The Disruptive Effects of Publications, Citation and Authorship Practices: A Regression-Based Analysis of the CD Index for Models 4 and 8
In this supplement, we look at how research institutions and countries are working to build the innovation economies of the future with these challenges in mind. It includes a focus on the emergency response to the pandemic and what lessons this might provide in the future for quickly bridging the gap between basic science and its application; a discussion on the importance of promoting diversity, equity and inclusion in modern innovation; and an analysis of innovation in China, where there are still ambitions to forge a stronger link between blue-sky research and commercial success.
The coefficients on the year indicators are negative and growing in magnitude over time in all of the models shown, and this is consistent with the patterns that we reported based on an unadjusted CD5 values index. In Extended Data Fig. 8, we visualize the results of our regression-based approach by plotting the predicted CD5 values separately for each of the year indicators included in Models 4 (papers) and 8 (patents). To enable comparisons with raw CD5 values shown in the main text, we present the separate predictions made for each year as a line graph. We observe the values of the CD index decline even when we do not account for changes in publication, citation and authorship practices.
Several recent papers have introduced alternative specifications of the CD index12. We evaluated the declines in disruptiveness using two different variations of the same word. One criticism of the CD index has been that the number of papers that cite only the focal paper’s references dominates the measure13. The (rmsDI_lrmnok) variant is less susceptible to this issue. Another potential weakness of the CD index is that it could be very sensitive to small changes in the forward citation patterns of papers that make no backward citations15. DI* has been suggested as an alternative indicator of disruption that addresses this issue. We calculated the number of randomly drawn papers and patents for each from the analytic sample. Results are presented in Extended Data Fig. 7a (papers) and b (patents). The blue lines indicate disruption based on Bornmann et al.13 and the orange lines indicate disruption based on Leydesdorff et al.15. Across science and technology, the two alternative measures both show declines in disruption over time, similar to the patterns observed with the CD index. Taken together, these results suggest that the declines in disruption we document are not an artefact of our particular operationalization.
“The data suggest something is changing,” says Russell Funk, a sociologist at the University of Minnesota in Minneapolis and a co-author of the analysis, which was published on 4 January in Nature. You don’t have as much intensity of breakthrough discoveries.
The authors found that the research done in the 1950s was more likely to use words like creation or discovery, but the research done in the 2010s was more likely to refer to incremental progress.
“It’s great to see this [phenomenon] documented in such a meticulous manner,” says Dashun Wang, a computational social scientist at Northwestern University in Evanston, Illinois, who studies disruptiveness in science. They are looking at this in a lot of different ways, and I like it very much.
Disruptiveness is not inherently good, and incremental science is not necessarily bad, says Wang. He says the first direct observation of the waves was revolutionary and the product of incremental science.
John Walsh is a specialist in science and technology policy at the Georgia Institute of Technology. He says that it might be a good thing to have more reproduction and replication in a world that cares about the validity of findings.
Finding an explanation for the decline won’t be easy, Walsh says. The proportion of disruptive research went down between 1945 and 2010 but the number of highly disruptive research hasn’t changed. The decline from 1945 to 1970 was steep and the decline from the late 1990s to 2010 was gradual. He says that it is necessary to make sense of the leveling off in the 2000s.
Following previous work14, we created ten rewired copies of the observed citation networks for both papers and patents. After creating these rewired citation networks, we then recomputed CD5. Owing to the large scale of the WoS data, we base our analyses on a random subsample of ten million papers; CD5 was computed on the rewired network for all patents. For every paper and patent, we compare the observed CD5 value to those in the same paper or patent in the ten rewired citation networks. The value of the CD5 is more disruptive than would be expected by chance, and so the negative z scores indicate that the observed values are lesser.

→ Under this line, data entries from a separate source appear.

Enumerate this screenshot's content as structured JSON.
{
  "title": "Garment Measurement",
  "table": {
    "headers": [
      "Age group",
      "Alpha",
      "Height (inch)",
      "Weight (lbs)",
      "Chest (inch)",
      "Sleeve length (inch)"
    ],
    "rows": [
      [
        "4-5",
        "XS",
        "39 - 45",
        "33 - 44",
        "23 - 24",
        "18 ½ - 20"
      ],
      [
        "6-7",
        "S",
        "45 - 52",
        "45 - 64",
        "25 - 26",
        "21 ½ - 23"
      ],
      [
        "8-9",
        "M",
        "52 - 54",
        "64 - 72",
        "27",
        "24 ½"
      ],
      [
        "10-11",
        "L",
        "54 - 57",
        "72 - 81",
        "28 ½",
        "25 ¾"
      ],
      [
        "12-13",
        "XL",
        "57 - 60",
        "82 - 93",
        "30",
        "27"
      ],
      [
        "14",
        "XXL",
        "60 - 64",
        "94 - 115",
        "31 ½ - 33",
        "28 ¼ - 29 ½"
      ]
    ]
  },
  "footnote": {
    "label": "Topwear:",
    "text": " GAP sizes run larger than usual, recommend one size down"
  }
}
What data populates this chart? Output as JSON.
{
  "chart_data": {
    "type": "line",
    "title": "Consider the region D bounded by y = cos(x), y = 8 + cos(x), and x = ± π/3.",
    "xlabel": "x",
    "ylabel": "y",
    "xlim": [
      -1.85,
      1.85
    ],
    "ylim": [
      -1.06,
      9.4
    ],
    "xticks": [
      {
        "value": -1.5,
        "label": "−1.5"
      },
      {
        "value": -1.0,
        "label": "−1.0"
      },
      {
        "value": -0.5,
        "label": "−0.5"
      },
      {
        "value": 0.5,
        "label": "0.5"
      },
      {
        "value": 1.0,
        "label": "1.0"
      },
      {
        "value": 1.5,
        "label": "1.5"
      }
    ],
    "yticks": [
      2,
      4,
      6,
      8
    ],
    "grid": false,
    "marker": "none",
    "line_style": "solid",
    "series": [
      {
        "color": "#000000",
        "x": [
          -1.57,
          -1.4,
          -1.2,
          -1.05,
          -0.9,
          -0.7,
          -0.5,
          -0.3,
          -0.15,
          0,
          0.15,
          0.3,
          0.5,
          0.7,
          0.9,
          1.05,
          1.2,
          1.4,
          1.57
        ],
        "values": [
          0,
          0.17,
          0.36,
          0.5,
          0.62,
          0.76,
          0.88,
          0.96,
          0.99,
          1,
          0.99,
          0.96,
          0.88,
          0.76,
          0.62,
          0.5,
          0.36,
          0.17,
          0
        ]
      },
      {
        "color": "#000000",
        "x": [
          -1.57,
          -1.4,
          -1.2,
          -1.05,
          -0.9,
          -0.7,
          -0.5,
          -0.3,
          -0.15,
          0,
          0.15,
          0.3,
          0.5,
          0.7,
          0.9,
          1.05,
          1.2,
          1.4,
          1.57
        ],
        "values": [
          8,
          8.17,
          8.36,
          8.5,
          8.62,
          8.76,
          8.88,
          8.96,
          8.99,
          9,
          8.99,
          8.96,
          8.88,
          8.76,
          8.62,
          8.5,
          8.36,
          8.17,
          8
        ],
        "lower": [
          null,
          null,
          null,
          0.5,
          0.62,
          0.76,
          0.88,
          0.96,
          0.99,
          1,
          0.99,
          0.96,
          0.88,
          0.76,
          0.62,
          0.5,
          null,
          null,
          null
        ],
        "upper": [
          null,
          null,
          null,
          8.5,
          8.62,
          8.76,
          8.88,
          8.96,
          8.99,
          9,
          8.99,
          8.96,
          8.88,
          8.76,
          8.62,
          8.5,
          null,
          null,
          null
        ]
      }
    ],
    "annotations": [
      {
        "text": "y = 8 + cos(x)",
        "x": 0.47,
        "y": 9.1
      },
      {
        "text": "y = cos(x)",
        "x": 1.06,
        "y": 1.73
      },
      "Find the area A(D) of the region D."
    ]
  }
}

In addition, we also include controls for the ‘mean age of team members’ (that is, ‘career age’, defined as the difference between the publication year of the focal paper or patent and the first year in which each author or inventor published a paper or patent) and the ‘mean number of previous works produced by team members’. Increased rates of self-citations may hint that scientists and inventors are more interested in their own work, but they may also be driven by the amount of work available for self-citing. Similarly, although increases in the age of work cited in papers and patents may indicate that scientists and inventors are struggling to keep up, they may also be driven by the rapidly aging workforce in science and technology78,79. For example, older scientists and inventors may be more familiar with or more attentive to older work, or may actively resist change80. These control variables help to account for these alternative explanations.